2. Open the CCSetup.exe file to get started. Several subsequent screens will allow you to make initial customizations so that the program works exactly as you need from the get-go.
3. The installation will be followed by an update of malware signatures. Once this process is through, click the Start Scan button in the left-hand sidebar.
4. Combo Cleaner will then check system locations that are most often polluted by Windows malware. The first scan can take a while to finish.
5. Combo Cleaner will display a system tray notification as soon as the scan is over. Click the Resolve found threats button to view the results.
6. The scan summary shows the names and types of the detected threats as well as their statuses and locations. Click the Remove all threats button and follow further on-screen prompts to get rid of these items.
Use Control Panel to get rid of NortonLifeLock email scam virus
• Open up the Control Panel from your Start menu in Windows. Depending on the OS build, select Uninstall a program (Windows 10, 7 and Vista) or Add or Remove Programs (Windows 8).
• To facilitate the process of locating the threat, sort the programs list by date to get the latest ones displayed at the very top. Find an unfamiliar, suspicious entry under the Name column, click Uninstall and follow further directions to get the removal done.
Restore web browser settings to their original defaults
In the circumstances of a complex browser hijack like this, executing a reset makes the most sense despite a few obvious downsides. Customizations such as saved passwords, bookmarked pages etc. will be gone, but so will all the changes made by the potentially unwanted program. The instructions below address the workflow for the web browsers most targeted by the NortonLifeLock email scam virus.
Reset Google Chrome
• Open Chrome, expand the Customize and control Google Chrome menu and choose Settings.
• Click Advanced in the sidebar, scroll down to Reset and clean up, and select this option.
• Click Restore settings to their original defaults.
• Finally, confirm the restoration by clicking Reset settings on the warning message.
• Restart Chrome.
Reset Mozilla Firefox
• Open Firefox, type about:support in the URL area and press Enter. Alternatively, you can click on the Open menu icon in the top right-hand part of the browser window, then select the Help option and proceed to Troubleshooting Information.
• On the Troubleshooting Information screen, spot the Refresh Firefox button and click on it.
• Follow subsequent directions to reset Firefox to its original settings.
• Restart the browser.
Reset Internet Explorer
• Select Internet options under IE’s Tools (Alt+X).
• Proceed by clicking on Advanced tab, then select Reset.
• To confirm the intended changes, click Reset on the Reset Internet Explorer Settings screen after ascertaining that the Delete personal settings checkbox is enabled.
• Reboot the machine to fully implement the fix.
• Go to the Safari menu and select Preferences.
• When on the Preferences screen, select the Privacy tab and hit the Manage Website Data button.
• Click the Remove All button to purge all website data. Be advised this will log you out of online services and undo personalized web browser settings such as saved passwords, etc. If you aren’t okay with this, proceed to the next step.
• Safari also allows deleting data for specific sites rather than all sites in general. To use this option, select the unwanted site in the ‘Manage Website Data’ list and click Remove. Then, click Done.

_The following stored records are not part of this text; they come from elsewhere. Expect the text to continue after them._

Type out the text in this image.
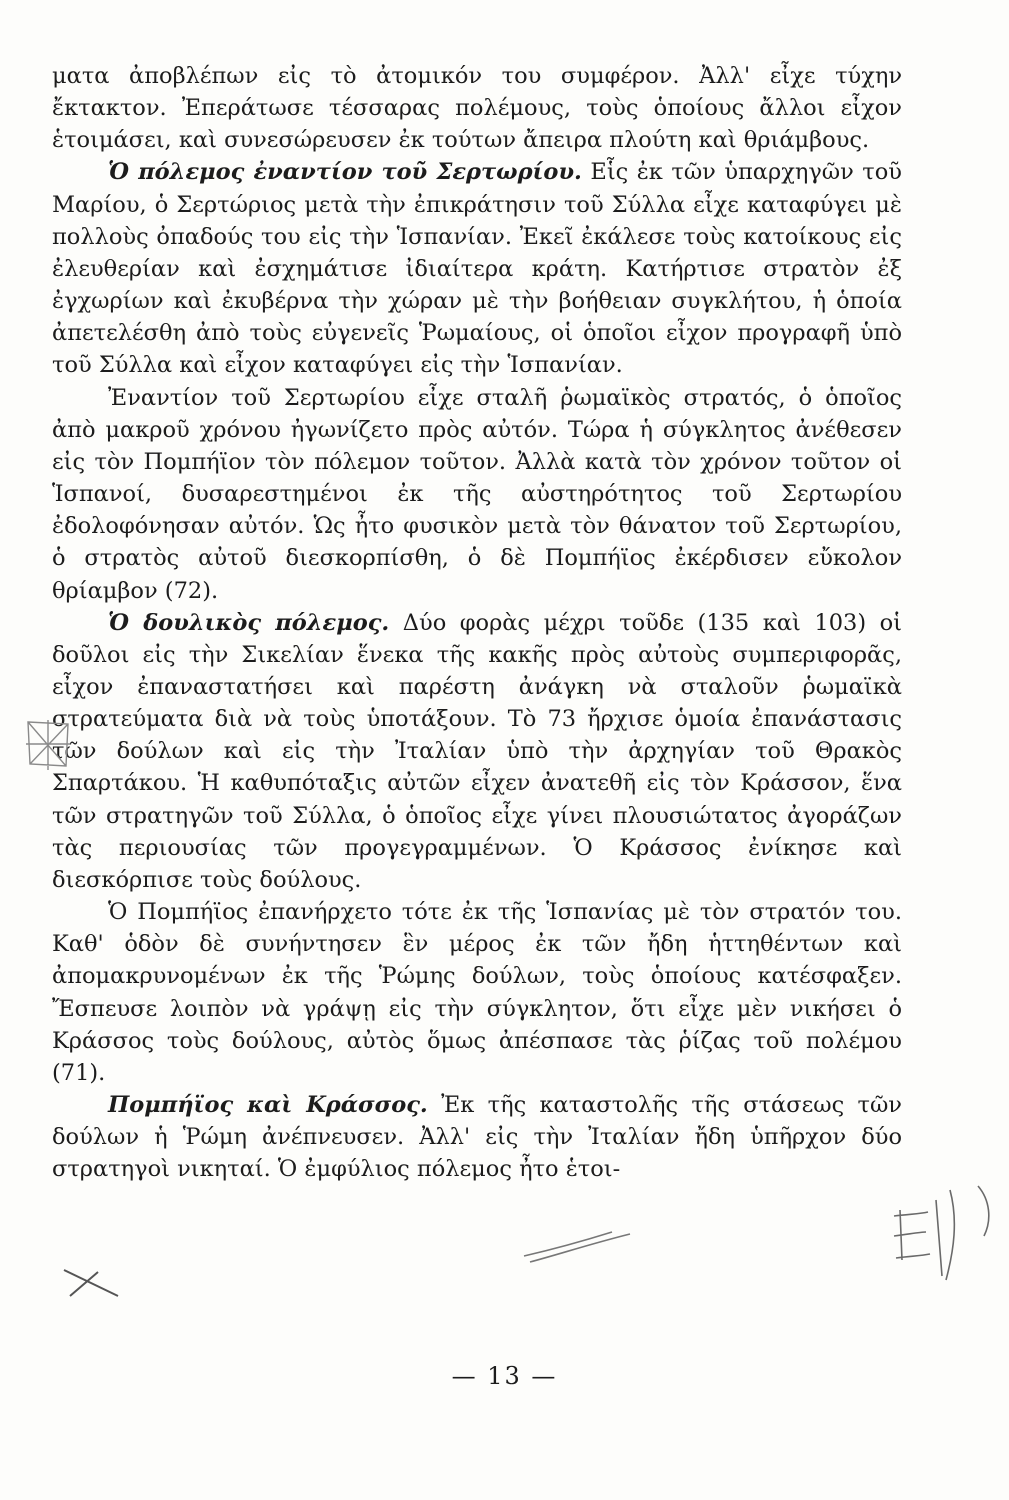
ματα ἀποβλέπων εἰς τὸ ἀτομικόν του συμφέρον. Ἀλλ' εἶχε τύχην ἔκτακτον. Ἐπεράτωσε τέσσαρας πολέμους, τοὺς ὁποίους ἄλλοι εἶχον ἑτοιμάσει, καὶ συνεσώρευσεν ἐκ τούτων ἄπειρα πλούτη καὶ θριάμβους.

Ὁ πόλεμος ἐναντίον τοῦ Σερτωρίου. Εἷς ἐκ τῶν ὑπαρχηγῶν τοῦ Μαρίου, ὁ Σερτώριος μετὰ τὴν ἐπικράτησιν τοῦ Σύλλα εἶχε καταφύγει μὲ πολλοὺς ὀπαδούς του εἰς τὴν Ἱσπανίαν. Ἐκεῖ ἐκάλεσε τοὺς κατοίκους εἰς ἐλευθερίαν καὶ ἐσχημάτισε ἰδιαίτερα κράτη. Κατήρτισε στρατὸν ἐξ ἐγχωρίων καὶ ἐκυβέρνα τὴν χώραν μὲ τὴν βοήθειαν συγκλήτου, ἡ ὁποία ἀπετελέσθη ἀπὸ τοὺς εὐγενεῖς Ῥωμαίους, οἱ ὁποῖοι εἶχον προγραφῆ ὑπὸ τοῦ Σύλλα καὶ εἶχον καταφύγει εἰς τὴν Ἱσπανίαν.

Ἐναντίον τοῦ Σερτωρίου εἶχε σταλῆ ῥωμαϊκὸς στρατός, ὁ ὁποῖος ἀπὸ μακροῦ χρόνου ἠγωνίζετο πρὸς αὐτόν. Τώρα ἡ σύγκλητος ἀνέθεσεν εἰς τὸν Πομπήϊον τὸν πόλεμον τοῦτον. Ἀλλὰ κατὰ τὸν χρόνον τοῦτον οἱ Ἱσπανοί, δυσαρεστημένοι ἐκ τῆς αὐστηρότητος τοῦ Σερτωρίου ἐδολοφόνησαν αὐτόν. Ὡς ἦτο φυσικὸν μετὰ τὸν θάνατον τοῦ Σερτωρίου, ὁ στρατὸς αὐτοῦ διεσκορπίσθη, ὁ δὲ Πομπήϊος ἐκέρδισεν εὔκολον θρίαμβον (72).

Ὁ δουλικὸς πόλεμος. Δύο φορὰς μέχρι τοῦδε (135 καὶ 103) οἱ δοῦλοι εἰς τὴν Σικελίαν ἕνεκα τῆς κακῆς πρὸς αὐτοὺς συμπεριφορᾶς, εἶχον ἐπαναστατήσει καὶ παρέστη ἀνάγκη νὰ σταλοῦν ῥωμαϊκὰ στρατεύματα διὰ νὰ τοὺς ὑποτάξουν. Τὸ 73 ἤρχισε ὁμοία ἐπανάστασις τῶν δούλων καὶ εἰς τὴν Ἰταλίαν ὑπὸ τὴν ἀρχηγίαν τοῦ Θρακὸς Σπαρτάκου. Ἡ καθυπόταξις αὐτῶν εἶχεν ἀνατεθῆ εἰς τὸν Κράσσον, ἕνα τῶν στρατηγῶν τοῦ Σύλλα, ὁ ὁποῖος εἶχε γίνει πλουσιώτατος ἀγοράζων τὰς περιουσίας τῶν προγεγραμμένων. Ὁ Κράσσος ἐνίκησε καὶ διεσκόρπισε τοὺς δούλους.

Ὁ Πομπήϊος ἐπανήρχετο τότε ἐκ τῆς Ἱσπανίας μὲ τὸν στρατόν του. Καθ' ὁδὸν δὲ συνήντησεν ἓν μέρος ἐκ τῶν ἤδη ἡττηθέντων καὶ ἀπομακρυνομένων ἐκ τῆς Ῥώμης δούλων, τοὺς ὁποίους κατέσφαξεν. Ἔσπευσε λοιπὸν νὰ γράψῃ εἰς τὴν σύγκλητον, ὅτι εἶχε μὲν νικήσει ὁ Κράσσος τοὺς δούλους, αὐτὸς ὅμως ἀπέσπασε τὰς ῥίζας τοῦ πολέμου (71).

Πομπήϊος καὶ Κράσσος. Ἐκ τῆς καταστολῆς τῆς στάσεως τῶν δούλων ἡ Ῥώμη ἀνέπνευσεν. Ἀλλ' εἰς τὴν Ἰταλίαν ἤδη ὑπῆρχον δύο στρατηγοὶ νικηταί. Ὁ ἐμφύλιος πόλεμος ἦτο ἑτοι-

— 13 —
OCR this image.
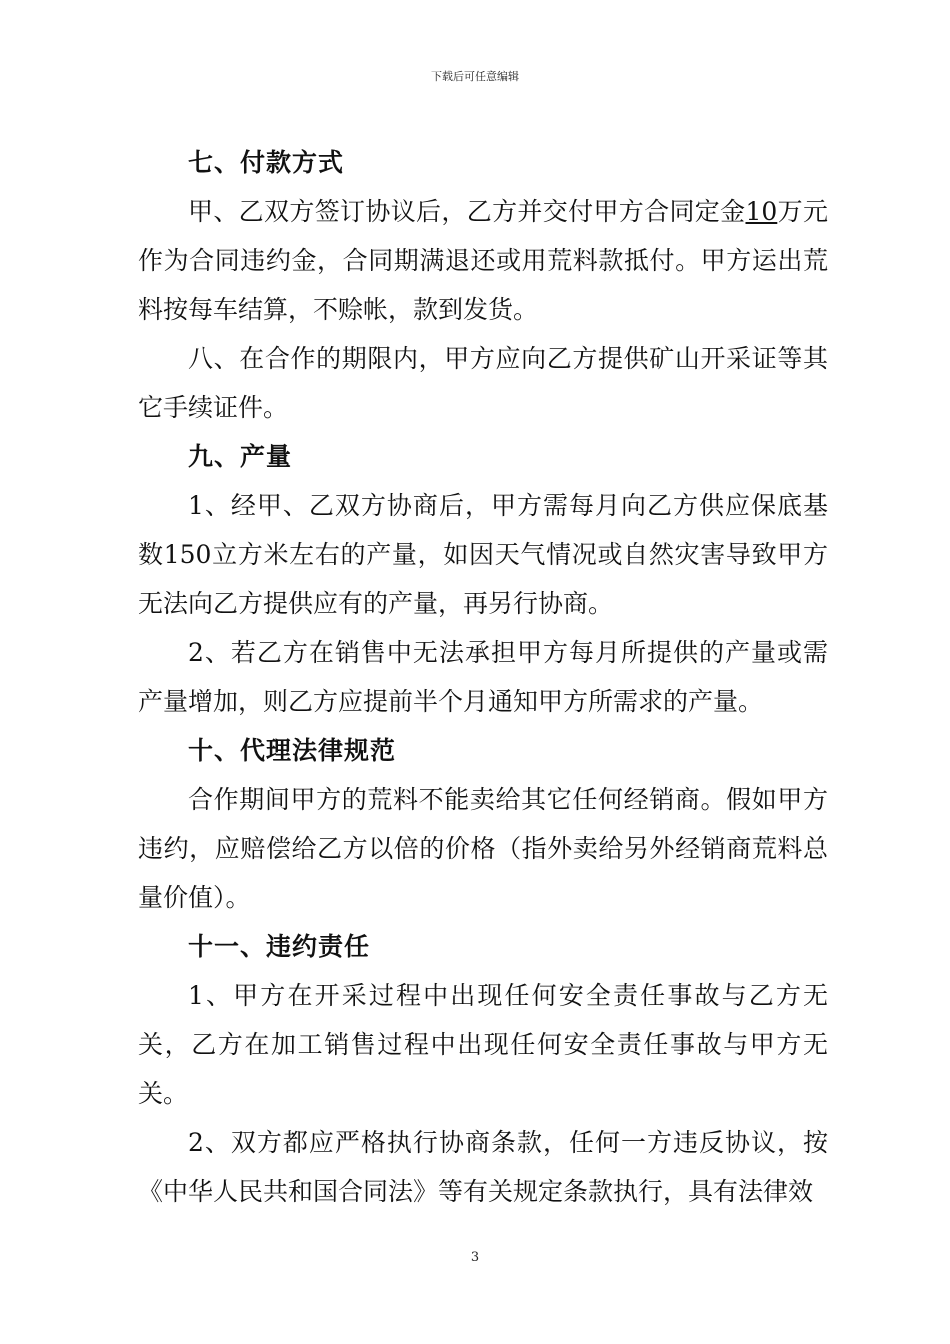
下载后可任意编辑

七、付款方式

甲、乙双方签订协议后，乙方并交付甲方合同定金10万元作为合同违约金，合同期满退还或用荒料款抵付。甲方运出荒料按每车结算，不赊帐，款到发货。

八、在合作的期限内，甲方应向乙方提供矿山开采证等其它手续证件。

九、产量

1、经甲、乙双方协商后，甲方需每月向乙方供应保底基数150立方米左右的产量，如因天气情况或自然灾害导致甲方无法向乙方提供应有的产量，再另行协商。

2、若乙方在销售中无法承担甲方每月所提供的产量或需产量增加，则乙方应提前半个月通知甲方所需求的产量。

十、代理法律规范

合作期间甲方的荒料不能卖给其它任何经销商。假如甲方违约，应赔偿给乙方以倍的价格（指外卖给另外经销商荒料总量价值）。

十一、违约责任

1、甲方在开采过程中出现任何安全责任事故与乙方无关，乙方在加工销售过程中出现任何安全责任事故与甲方无关。

2、双方都应严格执行协商条款，任何一方违反协议，按《中华人民共和国合同法》等有关规定条款执行，具有法律效

3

• Click the Develop menu in the Finder bar and select Empty Caches.
• Finally, expand the History menu from the Finder bar and click Clear History.

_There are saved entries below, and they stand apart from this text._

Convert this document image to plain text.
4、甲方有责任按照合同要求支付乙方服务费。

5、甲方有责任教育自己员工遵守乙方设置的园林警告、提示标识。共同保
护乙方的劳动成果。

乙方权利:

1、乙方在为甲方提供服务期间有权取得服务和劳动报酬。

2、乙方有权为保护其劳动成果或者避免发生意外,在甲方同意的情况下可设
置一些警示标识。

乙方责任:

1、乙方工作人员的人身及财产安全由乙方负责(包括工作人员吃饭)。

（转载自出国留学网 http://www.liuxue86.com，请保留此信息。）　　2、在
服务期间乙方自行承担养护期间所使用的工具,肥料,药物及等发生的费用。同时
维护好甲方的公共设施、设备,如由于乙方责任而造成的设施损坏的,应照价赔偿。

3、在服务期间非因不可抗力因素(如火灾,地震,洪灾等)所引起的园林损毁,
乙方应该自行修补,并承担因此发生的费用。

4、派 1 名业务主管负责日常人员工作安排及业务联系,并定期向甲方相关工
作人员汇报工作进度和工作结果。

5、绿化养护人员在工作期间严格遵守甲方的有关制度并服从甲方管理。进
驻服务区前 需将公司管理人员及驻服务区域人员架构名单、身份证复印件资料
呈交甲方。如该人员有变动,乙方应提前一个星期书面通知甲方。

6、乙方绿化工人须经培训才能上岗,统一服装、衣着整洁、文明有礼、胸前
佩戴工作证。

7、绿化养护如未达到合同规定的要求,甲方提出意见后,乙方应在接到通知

• Make sure all history is selected on the dialog that will appear and click Clear History to get rid of cookies and other potentially unwanted data.
• Restart Safari.
Revise your security status
Post-factum assessment of the accuracy component in malware removal scenarios is a great habit that prevents the comeback of harmful code or replication of its unattended fractions. Make sure you are good to go by running an additional safety checkup.